Figure 2—figure supplement 1.

(A) Python code problems had mean accuracies of 85.1% and 86.2% for the English-identifier (CP_en) and Japanese-identifier (CP_jap) conditions, respectively, and sentence problems (SP) had a mean accuracy of 81.5%. There was no main effect of condition (CP_en, CP_jap, SP), problem structure (seq – sequential, for – for loops, if – if statements), or problem content (math vs. string); however, there was a three-way interaction among Condition (sentence problems > code with English identifiers), Problem Type (string >math), and Problem Structure (for loop >sequential; p=0.02). Accuracy data from one participant had to be excluded due to a bug in the script. (B) ScratchJr code problems had a mean accuracy of 78.0%, and sentence problems had a mean accuracy of 87.8% (the difference was significant: p=0.006). (C) Python problems with English identifiers had a mean response time (RT) of 17.56 s (SD = 9.05), Python problems with Japanese identifiers had a mean RT of 19.39 s (SD = 10.1), and sentence problems had a mean RT of 21.32 s (SD = 11.6). Problems with Japanese identifiers took longer to answer than problems with English identifiers (β = 3.10, p=0.002), and so did sentence problems (β = 6.12, p<0.001). There was also an interaction between Condition (sentence problems > code with English identifiers) and Program Structure (for >seq; β = −5.25, p<0.001), as well as between Condition (CP_jap > CP_en) and Program Structure (if >seq; β = −2.83, p=0.04).
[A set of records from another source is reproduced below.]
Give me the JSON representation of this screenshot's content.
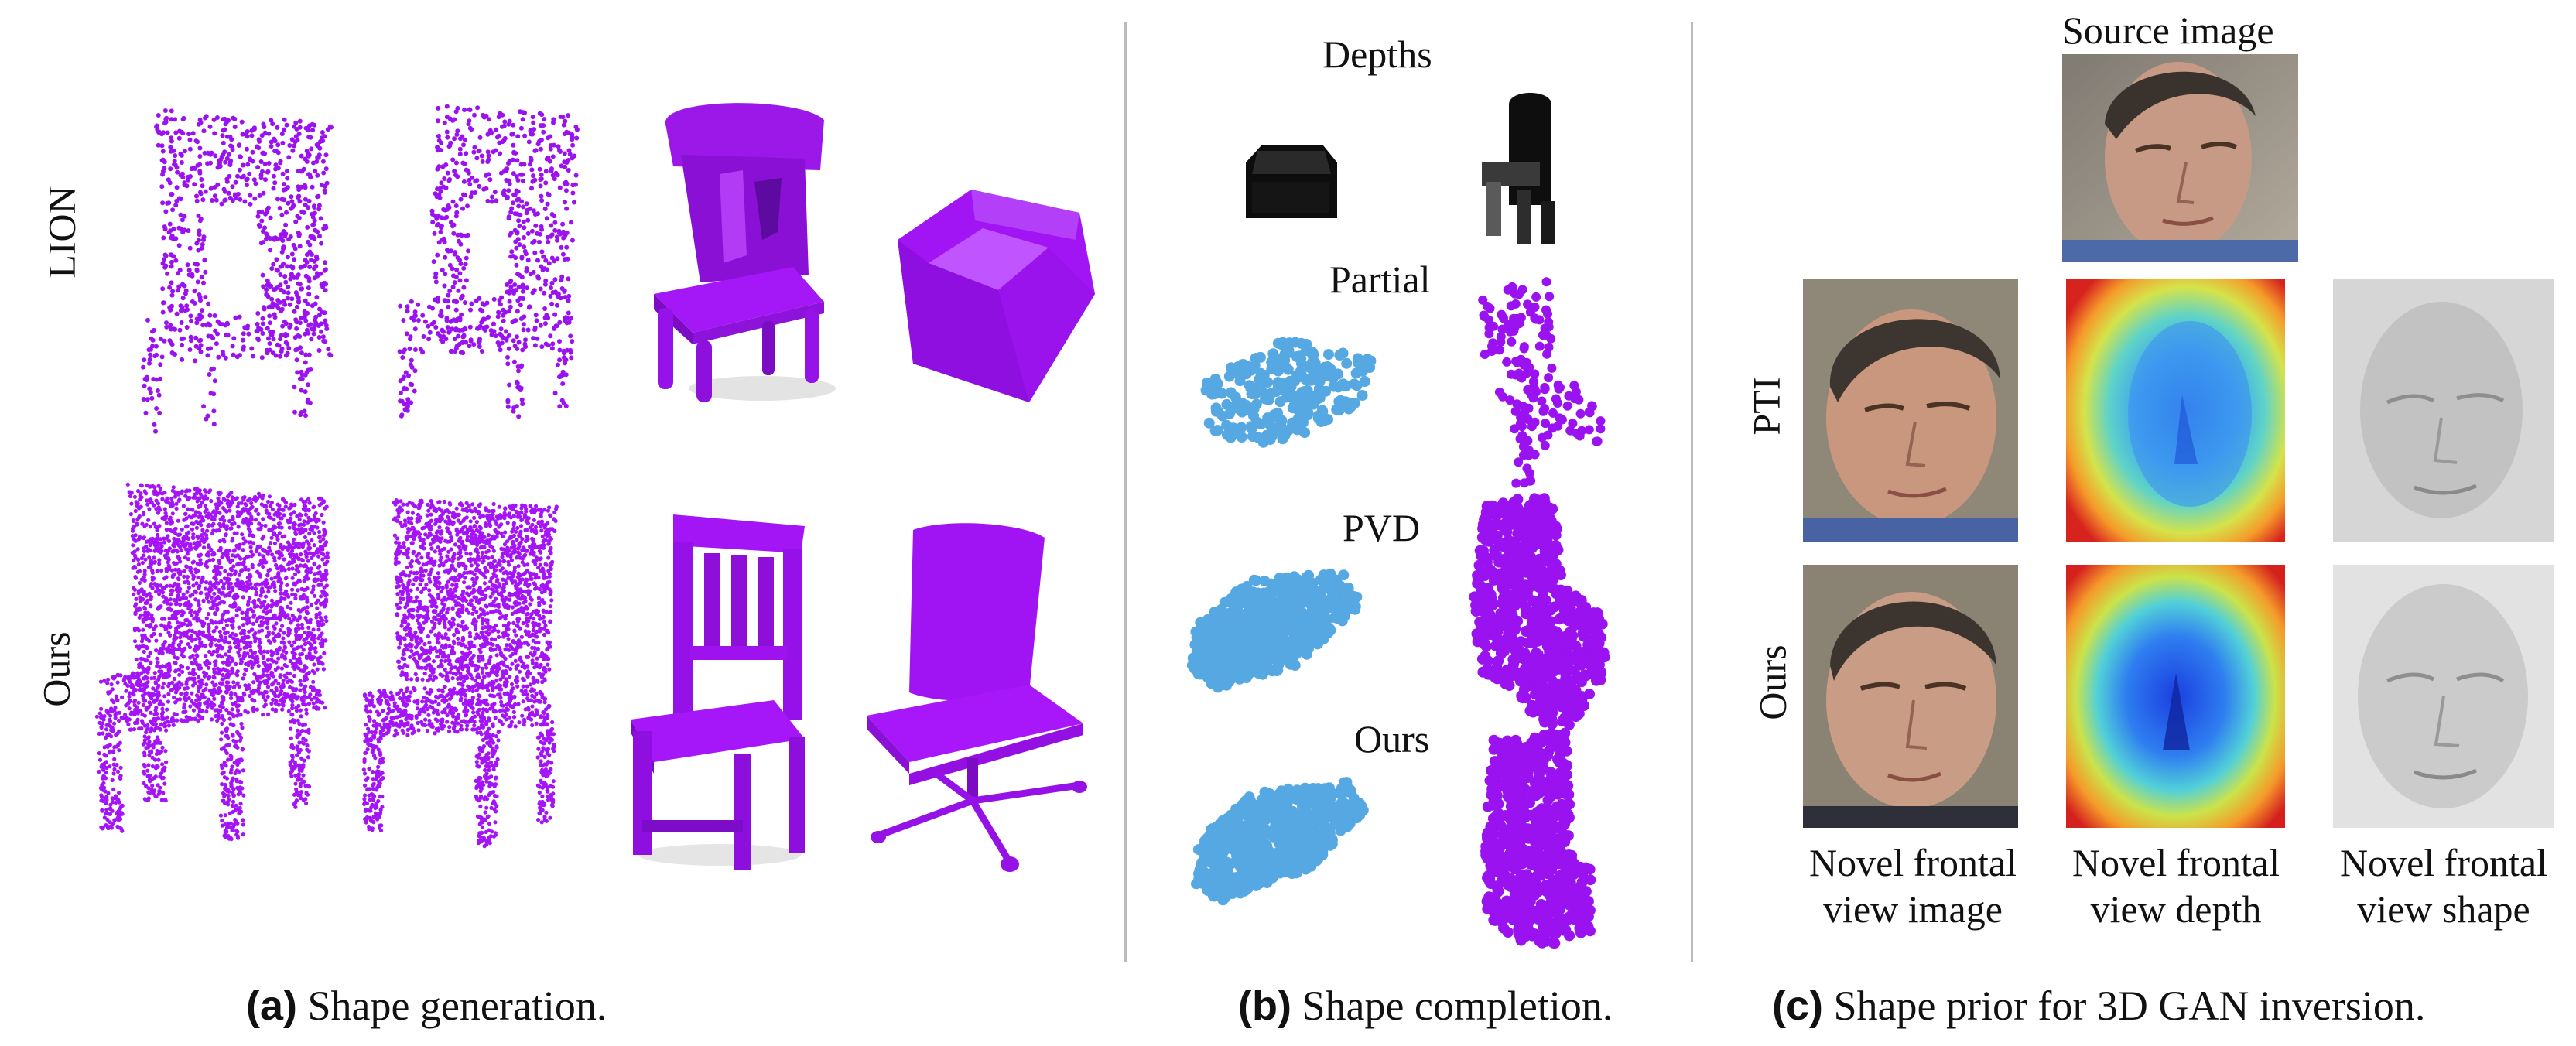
{
  "panel_a": {
    "row_labels": [
      "LION",
      "Ours"
    ],
    "caption_letter": "(a)",
    "caption_text": " Shape generation."
  },
  "panel_b": {
    "row_labels": [
      "Depths",
      "Partial",
      "PVD",
      "Ours"
    ],
    "caption_letter": "(b)",
    "caption_text": " Shape completion."
  },
  "panel_c": {
    "source_label": "Source image",
    "row_labels": [
      "PTI",
      "Ours"
    ],
    "col_labels": [
      [
        "Novel frontal",
        "view image"
      ],
      [
        "Novel frontal",
        "view depth"
      ],
      [
        "Novel frontal",
        "view shape"
      ]
    ],
    "caption_letter": "(c)",
    "caption_text": " Shape prior for 3D GAN inversion."
  },
  "colors": {
    "purple": "#9a12f0",
    "purple_solid": "#a414f7",
    "blue": "#56a8e2",
    "separator": "#bcbcbc"
  }
}
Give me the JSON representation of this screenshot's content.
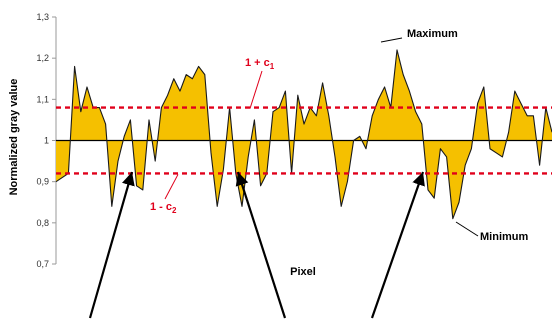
{
  "chart_data": {
    "type": "area",
    "ylabel": "Normalized gray value",
    "xlabel": "Pixel",
    "ylim": [
      0.7,
      1.3
    ],
    "yticks": [
      "0,7",
      "0,8",
      "0,9",
      "1",
      "1,1",
      "1,2",
      "1,3"
    ],
    "baseline": 1.0,
    "fill_color": "#F5C000",
    "threshold_color": "#E0001B",
    "thresholds": [
      {
        "value": 1.08,
        "label_main": "1 + c",
        "label_sub": "1"
      },
      {
        "value": 0.92,
        "label_main": "1 - c",
        "label_sub": "2"
      }
    ],
    "annotations": {
      "maximum": "Maximum",
      "minimum": "Minimum"
    },
    "series": [
      {
        "values": [
          0.9,
          0.91,
          0.92,
          1.18,
          1.07,
          1.13,
          1.08,
          1.08,
          1.04,
          0.84,
          0.95,
          1.01,
          1.05,
          0.89,
          0.88,
          1.05,
          0.95,
          1.08,
          1.11,
          1.15,
          1.12,
          1.16,
          1.15,
          1.18,
          1.16,
          0.97,
          0.84,
          0.93,
          1.08,
          0.92,
          0.84,
          0.96,
          1.05,
          0.89,
          0.92,
          1.07,
          1.08,
          1.12,
          0.92,
          1.11,
          1.04,
          1.08,
          1.06,
          1.14,
          1.06,
          0.96,
          0.84,
          0.9,
          1.0,
          1.01,
          0.98,
          1.06,
          1.1,
          1.13,
          1.08,
          1.22,
          1.16,
          1.12,
          1.07,
          1.04,
          0.88,
          0.86,
          0.98,
          0.96,
          0.81,
          0.85,
          0.94,
          0.98,
          1.09,
          1.13,
          0.98,
          0.97,
          0.96,
          1.02,
          1.12,
          1.09,
          1.06,
          1.06,
          0.94,
          1.08,
          1.02
        ]
      }
    ],
    "arrows": [
      {
        "from": [
          90,
          318
        ],
        "to": [
          132,
          172
        ]
      },
      {
        "from": [
          285,
          318
        ],
        "to": [
          238,
          172
        ]
      },
      {
        "from": [
          372,
          318
        ],
        "to": [
          423,
          172
        ]
      }
    ]
  }
}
There was no significant difference in RTs between math and string manipulation problems. (D) ScratchJr code problems had a mean RT of 1.14 s (SD = 0.86), and sentence problems had a mean RT of 1.03 s (SD = 0.78); the difference was not significant. The RTs are reported with respect to video offset. Items where >50% participants chose the incorrect answer for the (easy) verbal condition were excluded from accuracy calculations. (E) Mean accuracies for all Python participants were above chance. (F) Mean accuracies for all ScratchJr participants were above chance.
Figure 2—figure supplement 2. Random-effects group-level analysis of Experiment 1 data (Python, code problems > sentence problems contrast).
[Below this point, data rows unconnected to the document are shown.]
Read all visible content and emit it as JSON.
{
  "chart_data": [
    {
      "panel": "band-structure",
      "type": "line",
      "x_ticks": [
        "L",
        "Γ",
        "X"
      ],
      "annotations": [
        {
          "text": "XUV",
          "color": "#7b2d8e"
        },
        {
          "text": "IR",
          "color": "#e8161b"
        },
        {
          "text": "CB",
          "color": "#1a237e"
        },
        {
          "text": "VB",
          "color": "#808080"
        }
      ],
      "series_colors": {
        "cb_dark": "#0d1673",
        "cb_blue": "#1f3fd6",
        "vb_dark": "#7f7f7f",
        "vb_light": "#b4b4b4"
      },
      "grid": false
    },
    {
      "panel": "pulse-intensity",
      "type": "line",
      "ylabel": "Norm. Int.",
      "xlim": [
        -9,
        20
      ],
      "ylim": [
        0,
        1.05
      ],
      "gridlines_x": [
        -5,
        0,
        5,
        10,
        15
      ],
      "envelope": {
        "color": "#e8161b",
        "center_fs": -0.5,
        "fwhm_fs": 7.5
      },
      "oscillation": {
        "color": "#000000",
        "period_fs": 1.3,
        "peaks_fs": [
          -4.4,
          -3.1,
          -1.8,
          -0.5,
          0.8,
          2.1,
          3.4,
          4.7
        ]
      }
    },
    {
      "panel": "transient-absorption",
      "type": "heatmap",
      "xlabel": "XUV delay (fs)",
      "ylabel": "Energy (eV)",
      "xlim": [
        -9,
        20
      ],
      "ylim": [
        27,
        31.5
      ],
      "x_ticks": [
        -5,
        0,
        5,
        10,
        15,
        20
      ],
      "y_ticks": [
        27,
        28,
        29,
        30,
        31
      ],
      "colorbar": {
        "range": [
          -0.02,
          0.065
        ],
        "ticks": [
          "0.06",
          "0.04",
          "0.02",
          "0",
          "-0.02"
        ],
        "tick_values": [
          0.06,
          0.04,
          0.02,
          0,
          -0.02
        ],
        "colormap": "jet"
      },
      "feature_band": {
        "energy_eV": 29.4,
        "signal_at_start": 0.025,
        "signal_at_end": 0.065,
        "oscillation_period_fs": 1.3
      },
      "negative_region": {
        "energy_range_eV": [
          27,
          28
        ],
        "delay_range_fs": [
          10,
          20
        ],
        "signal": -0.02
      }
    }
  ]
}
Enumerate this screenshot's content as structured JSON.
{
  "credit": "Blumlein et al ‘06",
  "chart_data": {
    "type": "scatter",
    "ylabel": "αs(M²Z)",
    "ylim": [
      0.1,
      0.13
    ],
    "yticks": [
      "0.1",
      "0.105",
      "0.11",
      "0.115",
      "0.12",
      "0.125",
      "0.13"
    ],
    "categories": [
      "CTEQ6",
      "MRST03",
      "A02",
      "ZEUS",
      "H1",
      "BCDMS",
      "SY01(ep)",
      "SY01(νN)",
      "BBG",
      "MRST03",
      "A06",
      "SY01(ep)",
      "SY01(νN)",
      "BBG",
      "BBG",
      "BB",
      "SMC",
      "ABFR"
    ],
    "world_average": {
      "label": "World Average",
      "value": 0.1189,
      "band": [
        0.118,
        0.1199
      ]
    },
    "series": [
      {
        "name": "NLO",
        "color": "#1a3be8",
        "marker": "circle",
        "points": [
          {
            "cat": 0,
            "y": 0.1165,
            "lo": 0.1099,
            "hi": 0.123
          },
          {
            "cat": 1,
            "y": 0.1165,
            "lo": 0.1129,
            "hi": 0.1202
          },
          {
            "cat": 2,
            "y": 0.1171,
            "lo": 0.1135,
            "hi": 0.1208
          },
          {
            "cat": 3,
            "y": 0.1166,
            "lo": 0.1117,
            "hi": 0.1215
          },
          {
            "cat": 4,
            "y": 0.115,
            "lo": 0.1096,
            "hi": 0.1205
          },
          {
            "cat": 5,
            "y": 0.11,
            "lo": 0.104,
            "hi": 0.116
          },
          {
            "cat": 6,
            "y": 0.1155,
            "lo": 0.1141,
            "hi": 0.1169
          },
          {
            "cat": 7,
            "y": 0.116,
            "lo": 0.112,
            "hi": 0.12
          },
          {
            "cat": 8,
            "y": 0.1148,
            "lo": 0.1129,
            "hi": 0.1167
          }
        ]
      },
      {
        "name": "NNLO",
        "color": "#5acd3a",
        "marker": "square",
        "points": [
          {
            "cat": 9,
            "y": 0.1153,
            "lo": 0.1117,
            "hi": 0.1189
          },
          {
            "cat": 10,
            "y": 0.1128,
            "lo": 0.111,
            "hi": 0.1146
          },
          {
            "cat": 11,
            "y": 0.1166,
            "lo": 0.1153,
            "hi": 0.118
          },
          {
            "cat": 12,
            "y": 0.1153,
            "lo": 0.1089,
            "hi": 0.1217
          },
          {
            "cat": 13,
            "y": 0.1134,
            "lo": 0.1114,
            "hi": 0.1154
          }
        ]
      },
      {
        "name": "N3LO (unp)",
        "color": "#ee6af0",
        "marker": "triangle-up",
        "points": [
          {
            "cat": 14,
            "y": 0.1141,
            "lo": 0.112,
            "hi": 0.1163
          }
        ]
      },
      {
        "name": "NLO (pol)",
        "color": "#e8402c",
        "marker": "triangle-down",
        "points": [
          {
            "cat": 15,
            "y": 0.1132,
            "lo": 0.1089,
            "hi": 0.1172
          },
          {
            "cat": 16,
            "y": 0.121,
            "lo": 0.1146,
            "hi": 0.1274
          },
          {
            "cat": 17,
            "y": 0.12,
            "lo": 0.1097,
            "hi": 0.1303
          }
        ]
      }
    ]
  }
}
Figure 2—figure supplement 2.

Similar to analyses reported in the main text, code-evoked activity is bilateral and recruits fronto-parietal but not temporal regions. Cluster threshold p<0.05, cluster-size FDR-corrected; voxel threshold: p<0.001, uncorrected.
Figure 2—figure supplement 3. Random-effects group-level analysis of Experiment 2 data (ScratchJr, code problems > sentence problems contrast).

Figure 2—figure supplement 3.

Similar to analyses reported in the main text, ScratchJr-evoked activity has a small right hemisphere bias. Cluster threshold p<0.05, cluster-size FDR-corrected; voxel threshold: p<0.001, uncorrected.